'I Am Not A Witch' Announces A Bold New Talent
Zambian-born director Rungano Nyoni makes an audacious feature debut
"Black Girl" (1966)
"The Witchfinder General" (1968)
"The Witch" (2015)
You don’t get many opportunities to see a film where you feel like you are witnessing the birth of an important new talent but “I Am Not A Witch” is one such film.
I saw “I Am Not A Witch” back to back with the remake of “A Star is Born,” starring Bradley Cooper and Lady Gaga. The contrast could not be more stark. “A Star is Born” is Hollywood recycling its ideas and making a calculated bet that something familiar and previously popular will be welcomed by audiences yet again. It’s an example of coloring safely within the lines of a very formulaic story. It’s not that it’s a badly made film -- the performances are both appealing and it’s professionally crafted – but it’s just predictable at every turn.

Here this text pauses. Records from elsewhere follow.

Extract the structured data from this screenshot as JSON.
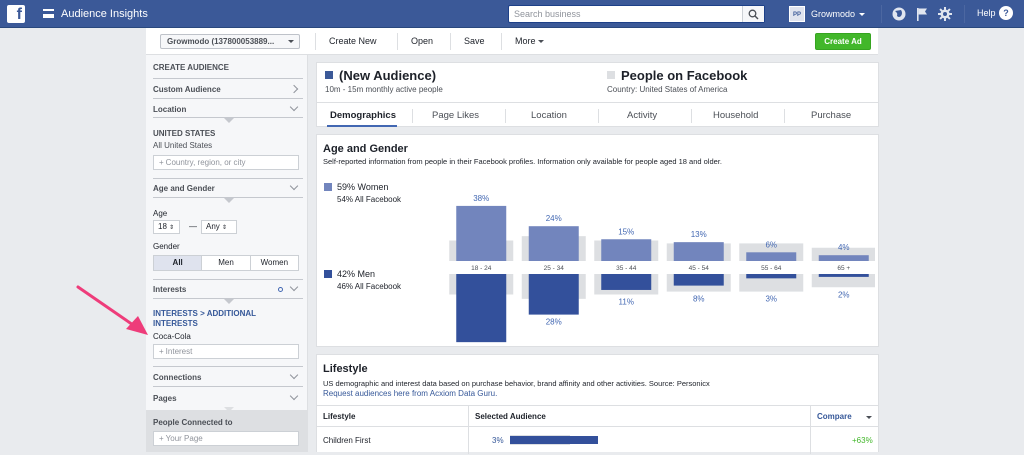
{
  "topbar": {
    "logo": "f",
    "app_title": "Audience Insights",
    "search_placeholder": "Search business",
    "account_initials": "PP",
    "account_name": "Growmodo",
    "help": "Help",
    "help_icon": "?",
    "bg_color": "#3b5998"
  },
  "toolbar": {
    "audience_select": "Growmodo (137800053889...",
    "create_new": "Create New",
    "open": "Open",
    "save": "Save",
    "more": "More",
    "create_ad": "Create Ad"
  },
  "sidebar": {
    "create_audience": "CREATE AUDIENCE",
    "custom_audience": "Custom Audience",
    "location": "Location",
    "country": "UNITED STATES",
    "country_sub": "All United States",
    "country_placeholder": "Country, region, or city",
    "age_gender": "Age and Gender",
    "age_label": "Age",
    "age_min": "18",
    "age_dash": "—",
    "age_max": "Any",
    "gender_label": "Gender",
    "gender_options": [
      "All",
      "Men",
      "Women"
    ],
    "gender_selected": "All",
    "interests": "Interests",
    "interests_path": "INTERESTS > ADDITIONAL INTERESTS",
    "interest_value": "Coca-Cola",
    "interest_placeholder": "Interest",
    "connections": "Connections",
    "pages": "Pages",
    "people_connected": "People Connected to",
    "page_placeholder": "Your Page",
    "plus": "+"
  },
  "header": {
    "audience_title": "(New Audience)",
    "audience_sub": "10m - 15m monthly active people",
    "compare_title": "People on Facebook",
    "compare_sub": "Country: United States of America",
    "audience_color": "#3b5998",
    "compare_color": "#dddfe2"
  },
  "tabs": [
    "Demographics",
    "Page Likes",
    "Location",
    "Activity",
    "Household",
    "Purchase"
  ],
  "age_gender": {
    "title": "Age and Gender",
    "description": "Self-reported information from people in their Facebook profiles. Information only available for people aged 18 and older.",
    "women_label": "59% Women",
    "women_sub": "54% All Facebook",
    "men_label": "42% Men",
    "men_sub": "46% All Facebook"
  },
  "chart_data": {
    "type": "bar",
    "categories": [
      "18 - 24",
      "25 - 34",
      "35 - 44",
      "45 - 54",
      "55 - 64",
      "65 +"
    ],
    "series": [
      {
        "name": "Women",
        "values": [
          38,
          24,
          15,
          13,
          6,
          4
        ],
        "color": "#7285bd"
      },
      {
        "name": "Men",
        "values": [
          47,
          28,
          11,
          8,
          3,
          2
        ],
        "color": "#33509b"
      }
    ],
    "baseline_color": "#dddfe2",
    "baseline_women": [
      10,
      13,
      10,
      8,
      8,
      5
    ],
    "baseline_men": [
      10,
      13,
      10,
      8,
      8,
      5
    ],
    "ylim": [
      0,
      50
    ]
  },
  "lifestyle": {
    "title": "Lifestyle",
    "description": "US demographic and interest data based on purchase behavior, brand affinity and other activities. Source: Personicx",
    "link": "Request audiences here from Acxiom Data Guru.",
    "col_lifestyle": "Lifestyle",
    "col_selected": "Selected Audience",
    "col_compare": "Compare",
    "rows": [
      {
        "name": "Children First",
        "pct": "3%",
        "bar_fraction": 0.03,
        "compare": "+63%"
      }
    ]
  }
}
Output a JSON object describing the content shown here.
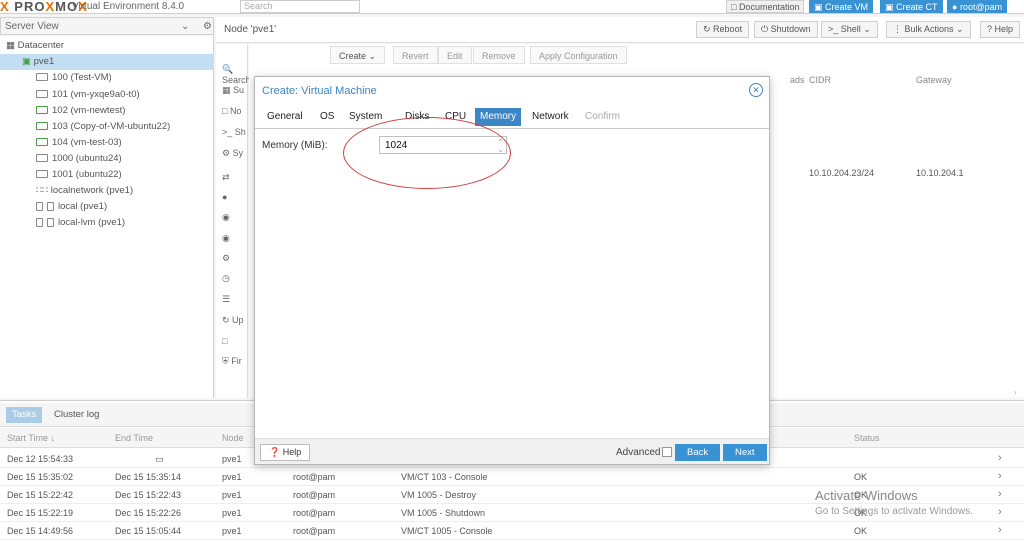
{
  "header": {
    "product_version": "Virtual Environment 8.4.0",
    "search_placeholder": "Search",
    "documentation": "Documentation",
    "create_vm": "Create VM",
    "create_ct": "Create CT",
    "user": "root@pam"
  },
  "sidebar": {
    "view_label": "Server View",
    "items": [
      {
        "label": "Datacenter"
      },
      {
        "label": "pve1"
      },
      {
        "label": "100 (Test-VM)"
      },
      {
        "label": "101 (vm-yxqe9a0-t0)"
      },
      {
        "label": "102 (vm-newtest)"
      },
      {
        "label": "103 (Copy-of-VM-ubuntu22)"
      },
      {
        "label": "104 (vm-test-03)"
      },
      {
        "label": "1000 (ubuntu24)"
      },
      {
        "label": "1001 (ubuntu22)"
      },
      {
        "label": "localnetwork (pve1)"
      },
      {
        "label": "local (pve1)"
      },
      {
        "label": "local-lvm (pve1)"
      }
    ]
  },
  "node": {
    "title": "Node 'pve1'",
    "reboot": "Reboot",
    "shutdown": "Shutdown",
    "shell": "Shell",
    "bulk_actions": "Bulk Actions",
    "help": "Help",
    "side_items": [
      "Search",
      "Su",
      "No",
      "Sh",
      "Sy",
      "Up",
      "Fir"
    ],
    "toolbar": [
      "Create",
      "Revert",
      "Edit",
      "Remove",
      "Apply Configuration"
    ],
    "grid_headers": [
      "ads",
      "CIDR",
      "Gateway"
    ],
    "grid_row": {
      "cidr": "10.10.204.23/24",
      "gateway": "10.10.204.1"
    }
  },
  "tasks": {
    "tabs": [
      "Tasks",
      "Cluster log"
    ],
    "headers": [
      "Start Time",
      "End Time",
      "Node",
      "Status"
    ],
    "rows": [
      {
        "start": "Dec 12 15:54:33",
        "end": "",
        "node": "pve1",
        "user": "",
        "desc": "",
        "status": ""
      },
      {
        "start": "Dec 15 15:35:02",
        "end": "Dec 15 15:35:14",
        "node": "pve1",
        "user": "root@pam",
        "desc": "VM/CT 103 - Console",
        "status": "OK"
      },
      {
        "start": "Dec 15 15:22:42",
        "end": "Dec 15 15:22:43",
        "node": "pve1",
        "user": "root@pam",
        "desc": "VM 1005 - Destroy",
        "status": "OK"
      },
      {
        "start": "Dec 15 15:22:19",
        "end": "Dec 15 15:22:26",
        "node": "pve1",
        "user": "root@pam",
        "desc": "VM 1005 - Shutdown",
        "status": "OK"
      },
      {
        "start": "Dec 15 14:49:56",
        "end": "Dec 15 15:05:44",
        "node": "pve1",
        "user": "root@pam",
        "desc": "VM/CT 1005 - Console",
        "status": "OK"
      }
    ]
  },
  "modal": {
    "title": "Create: Virtual Machine",
    "tabs": [
      "General",
      "OS",
      "System",
      "Disks",
      "CPU",
      "Memory",
      "Network",
      "Confirm"
    ],
    "active_tab": "Memory",
    "memory_label": "Memory (MiB):",
    "memory_value": "1024",
    "help": "Help",
    "advanced": "Advanced",
    "back": "Back",
    "next": "Next"
  },
  "watermark": {
    "line1": "Activate Windows",
    "line2": "Go to Settings to activate Windows."
  },
  "colors": {
    "accent": "#3892d4",
    "annotation": "#d23a3a"
  }
}
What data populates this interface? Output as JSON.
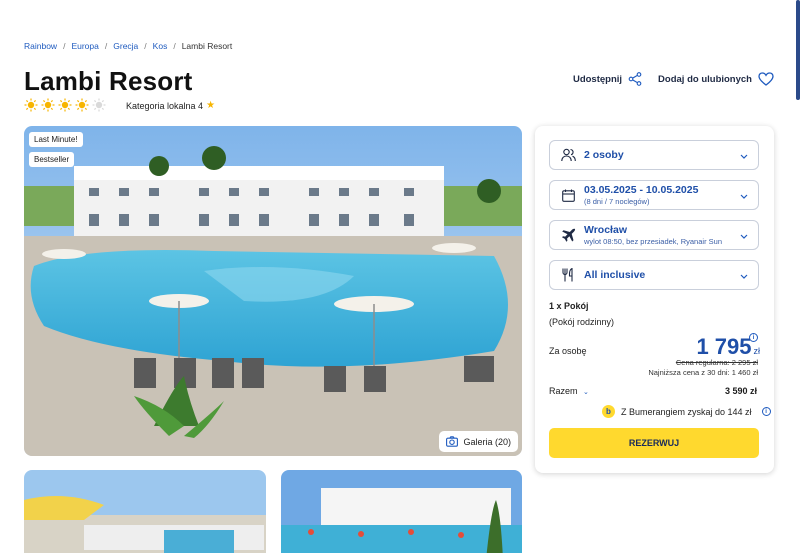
{
  "breadcrumb": [
    "Rainbow",
    "Europa",
    "Grecja",
    "Kos",
    "Lambi Resort"
  ],
  "hotel": {
    "title": "Lambi Resort",
    "sun_rating": 4,
    "sun_max": 5,
    "category_label": "Kategoria lokalna 4"
  },
  "actions": {
    "share": "Udostępnij",
    "favorite": "Dodaj do ulubionych"
  },
  "hero": {
    "badges": [
      "Last Minute!",
      "Bestseller"
    ],
    "gallery_label": "Galeria (20)"
  },
  "booking": {
    "persons": "2 osoby",
    "dates": "03.05.2025 - 10.05.2025",
    "dates_sub": "(8 dni / 7 noclegów)",
    "departure": "Wrocław",
    "departure_sub": "wylot 08:50, bez przesiadek, Ryanair Sun",
    "board": "All inclusive",
    "room_count": "1 x Pokój",
    "room_type": "(Pokój rodzinny)",
    "per_person_label": "Za osobę",
    "price": "1 795",
    "currency": "zł",
    "regular_price": "Cena regularna: 2 295 zł",
    "lowest_price": "Najniższa cena z 30 dni: 1 460 zł",
    "total_label": "Razem",
    "total_value": "3 590 zł",
    "bumerang": "Z Bumerangiem zyskaj do 144 zł",
    "book_button": "REZERWUJ"
  },
  "colors": {
    "accent": "#1f4fa8",
    "button": "#ffd92e",
    "sun": "#f7b500"
  }
}
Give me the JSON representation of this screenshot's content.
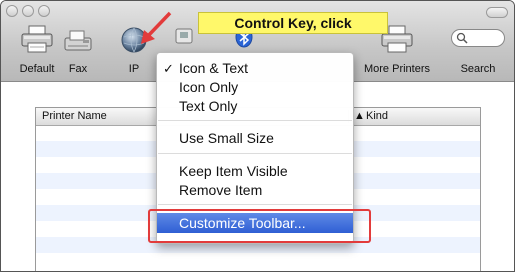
{
  "toolbar": {
    "items": [
      {
        "label": "Default",
        "icon": "printer-icon"
      },
      {
        "label": "Fax",
        "icon": "fax-icon"
      },
      {
        "label": "IP",
        "icon": "globe-icon"
      },
      {
        "label": "More Printers",
        "icon": "printer-icon"
      },
      {
        "label": "Search",
        "icon": "search-icon"
      }
    ]
  },
  "callout": {
    "text": "Control Key, click",
    "background": "#fff86a"
  },
  "table": {
    "columns": [
      "Printer Name",
      "Kind"
    ],
    "sort_column": "Kind"
  },
  "context_menu": {
    "items": [
      {
        "label": "Icon & Text",
        "checked": true
      },
      {
        "label": "Icon Only"
      },
      {
        "label": "Text Only"
      },
      {
        "label": "Use Small Size"
      },
      {
        "label": "Keep Item Visible"
      },
      {
        "label": "Remove Item"
      },
      {
        "label": "Customize Toolbar...",
        "selected": true
      }
    ],
    "check_mark": "✓"
  },
  "colors": {
    "annotation_red": "#e23b3b",
    "selection_blue": "#2f5fd4"
  }
}
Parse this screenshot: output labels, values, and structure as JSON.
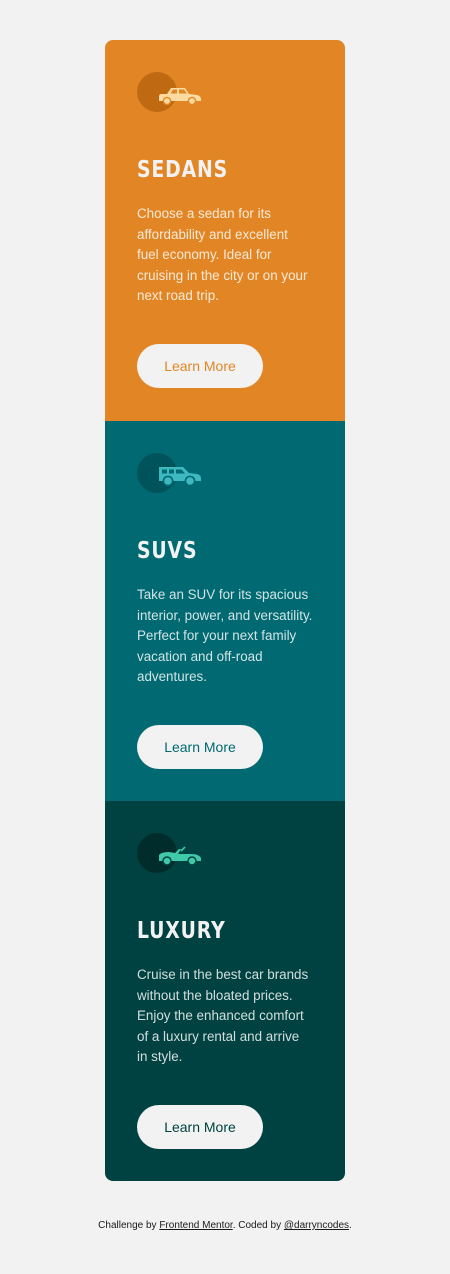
{
  "colors": {
    "background": "#f2f2f2",
    "sedans": "#e28625",
    "suvs": "#006971",
    "luxury": "#004241",
    "button_bg": "#f2f2f2"
  },
  "cards": [
    {
      "id": "sedans",
      "icon": "sedan-car-icon",
      "title": "SEDANS",
      "description": "Choose a sedan for its affordability and excellent fuel economy. Ideal for cruising in the city or on your next road trip.",
      "button_label": "Learn More"
    },
    {
      "id": "suvs",
      "icon": "suv-car-icon",
      "title": "SUVS",
      "description": "Take an SUV for its spacious interior, power, and versatility. Perfect for your next family vacation and off-road adventures.",
      "button_label": "Learn More"
    },
    {
      "id": "luxury",
      "icon": "luxury-car-icon",
      "title": "LUXURY",
      "description": "Cruise in the best car brands without the bloated prices. Enjoy the enhanced comfort of a luxury rental and arrive in style.",
      "button_label": "Learn More"
    }
  ],
  "footer": {
    "prefix": "Challenge by ",
    "link1": "Frontend Mentor",
    "middle": ". Coded by ",
    "link2": "@darryncodes",
    "suffix": "."
  }
}
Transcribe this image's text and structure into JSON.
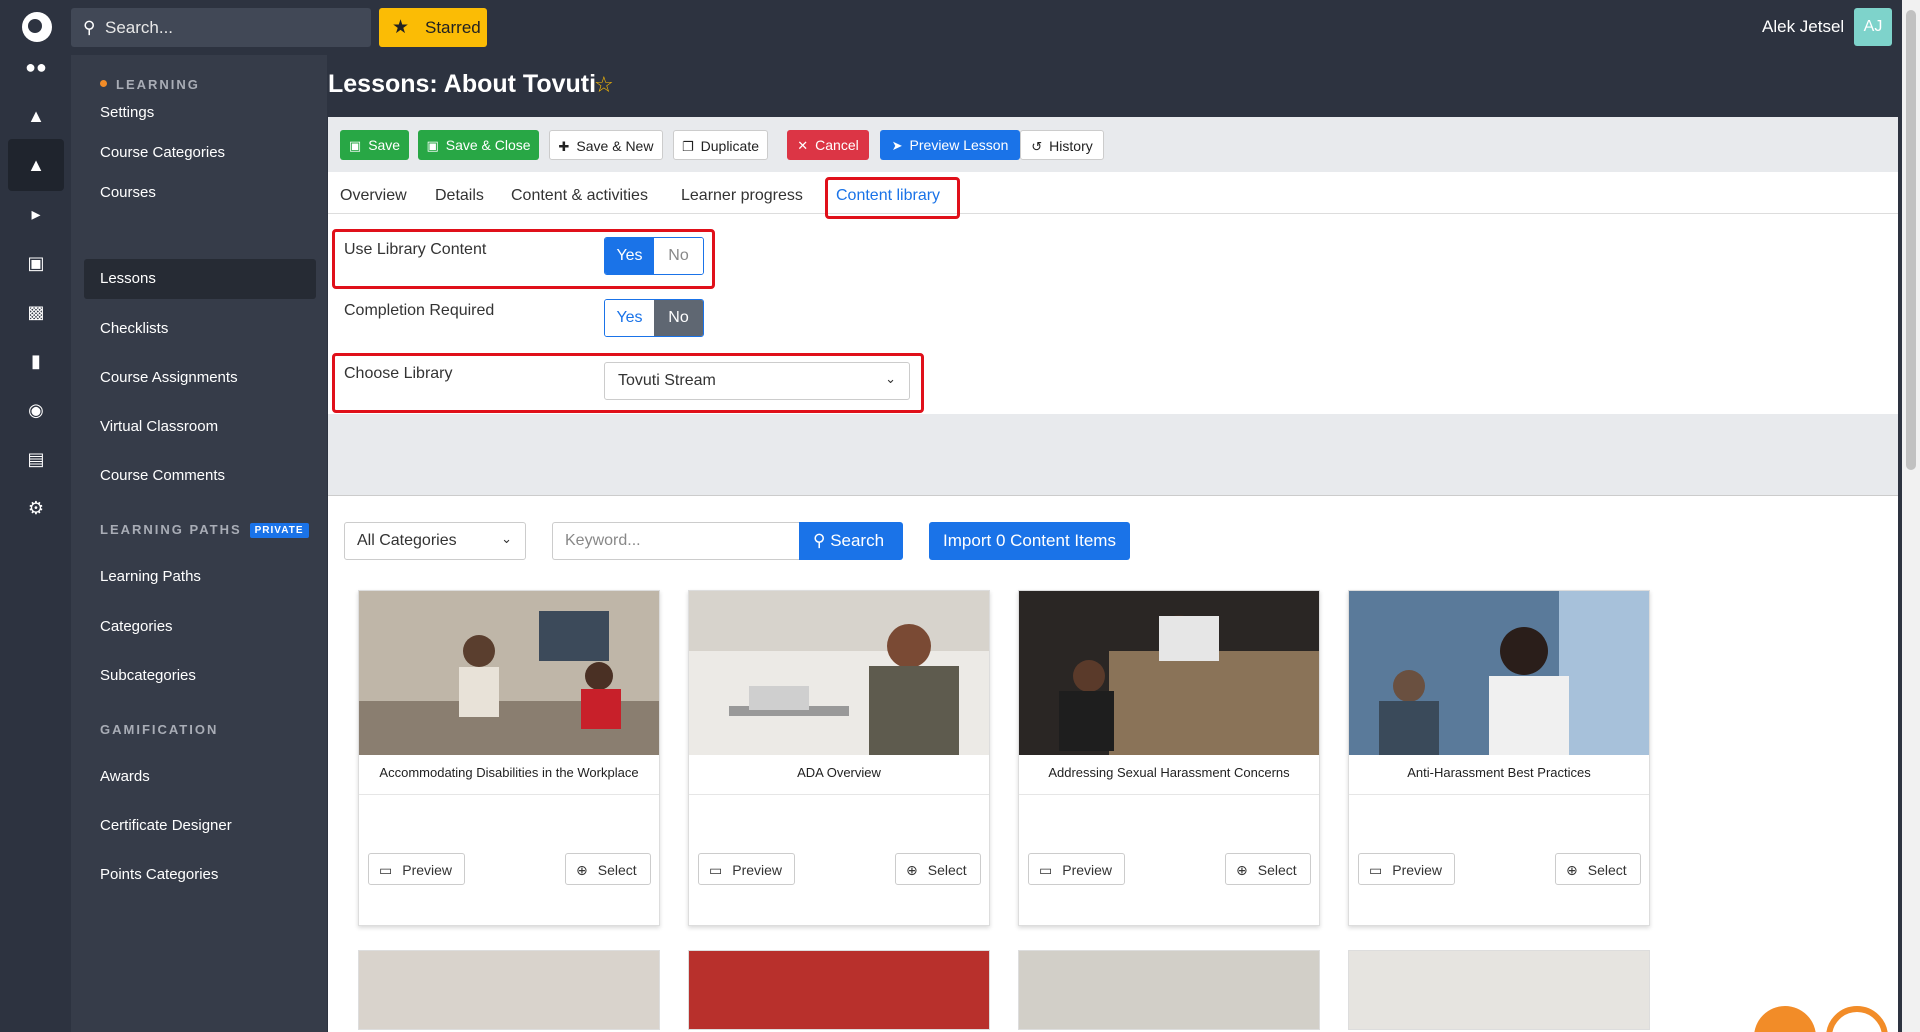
{
  "topbar": {
    "search_placeholder": "Search...",
    "starred_label": "Starred",
    "user_name": "Alek Jetsel",
    "avatar_initials": "AJ"
  },
  "rail": [
    "users-icon",
    "shapes-icon",
    "graduation-cap-icon",
    "megaphone-icon",
    "money-icon",
    "chart-icon",
    "chat-icon",
    "palette-icon",
    "calendar-icon",
    "gear-icon"
  ],
  "sidebar": {
    "heading_learning": "LEARNING",
    "learning_items": [
      "Settings",
      "Course Categories",
      "Courses",
      "Lessons",
      "Checklists",
      "Course Assignments",
      "Virtual Classroom",
      "Course Comments"
    ],
    "heading_paths": "LEARNING PATHS",
    "private_badge": "PRIVATE",
    "paths_items": [
      "Learning Paths",
      "Categories",
      "Subcategories"
    ],
    "heading_gamification": "GAMIFICATION",
    "gamification_items": [
      "Awards",
      "Certificate Designer",
      "Points Categories"
    ]
  },
  "page": {
    "title": "Lessons: About Tovuti"
  },
  "toolbar": {
    "save": "Save",
    "save_close": "Save & Close",
    "save_new": "Save & New",
    "duplicate": "Duplicate",
    "cancel": "Cancel",
    "preview_lesson": "Preview Lesson",
    "history": "History"
  },
  "tabs": [
    "Overview",
    "Details",
    "Content & activities",
    "Learner progress",
    "Content library"
  ],
  "form": {
    "use_library_label": "Use Library Content",
    "completion_label": "Completion Required",
    "choose_library_label": "Choose Library",
    "yes": "Yes",
    "no": "No",
    "library_value": "Tovuti Stream"
  },
  "filters": {
    "category_value": "All Categories",
    "keyword_placeholder": "Keyword...",
    "search_label": "Search",
    "import_label": "Import 0 Content Items"
  },
  "cards": [
    {
      "title": "Accommodating Disabilities in the Workplace",
      "preview": "Preview",
      "select": "Select"
    },
    {
      "title": "ADA Overview",
      "preview": "Preview",
      "select": "Select"
    },
    {
      "title": "Addressing Sexual Harassment Concerns",
      "preview": "Preview",
      "select": "Select"
    },
    {
      "title": "Anti-Harassment Best Practices",
      "preview": "Preview",
      "select": "Select"
    }
  ],
  "colors": {
    "accent": "#1a73e8",
    "success": "#28a745",
    "danger": "#dc3545",
    "starred": "#fbbc05",
    "sidebar_bg": "#363c49",
    "highlight": "#e0101a"
  }
}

“I Am Not A Witch,” on the other hand, doesn’t just boldly color outside the lines, it simply refuses to acknowledge that there are any lines it needs to pay heed to.
Writer-director Rungano Nyoni was born in Zambia but grew up in Wales. Her film grew out of a visit she made to a “witch camp” in Ghana, a place where women accused of witchcraft are forced to live.
Nyoni's film shows us a little girl who, after a single seemingly innocuous incident, is accused of witchcraft by some of the villagers. She neither confirms nor denies the accusation but a local official has a ritual performed and determines that she is indeed a witch. The young girl now faces a choice: live her life as a witch tethered to an anchor by a ribbon and put on display at a witch camp or cut the ribbon and be transformed into a goat. She chooses to be tethered and is given the name Shula (played by the mesmerizing Maggie Mulubwa) as she is welcomed into the segregated society of witches. But soon she finds herself being paraded in front of TV cameras and tourists.
Accusations of being a witch are a serious matter in countries like Ghana and Zambia. It is easy to blame some kind of black magic for any misfortune that might befall you from losing your crop to catching a cold. Then women – especially women who do not have men to protect them – can be easy scapegoats. Through the centuries women have been accused of sorcery and witchcraft, and the punishment they received was as much about a fear of the supernatural as it was about keeping women in line.
By focusing on the notion of women and witches, Nyoni reminds us of a whole history of oppression that runs straight through to the present day. These feminist themes are nothing new but what is astonishingly fresh is the way Nyoni goes about addressing them. Her visual style is enthralling and her shot composition is breathtakingly poetic.
She addresses questions of power, oppression, superstition, and tradition. She roots the story in real facts but then also takes leaps of fancy to create a film that develops its own brand of magical realism. It’s a brilliantly confident work that finds comic absurdity amidst tragedy. It also dares us to laugh and cry within the same breath. There are moments that feel almost Monty Python-esque as the witches are shown off to tourists and exploited by the government. But at other times the film has a heartbreaking poignancy as it makes us feel the tug of that ribbon on Shula, holding her back from all the potential we feel is bursting inside her.
“I Am Not A Witch” is a film of beauty, grace, deep humanity, and fierce intelligence. Nyoni’s ability to craft such a multi-layered film and complex film is simply spellbinding.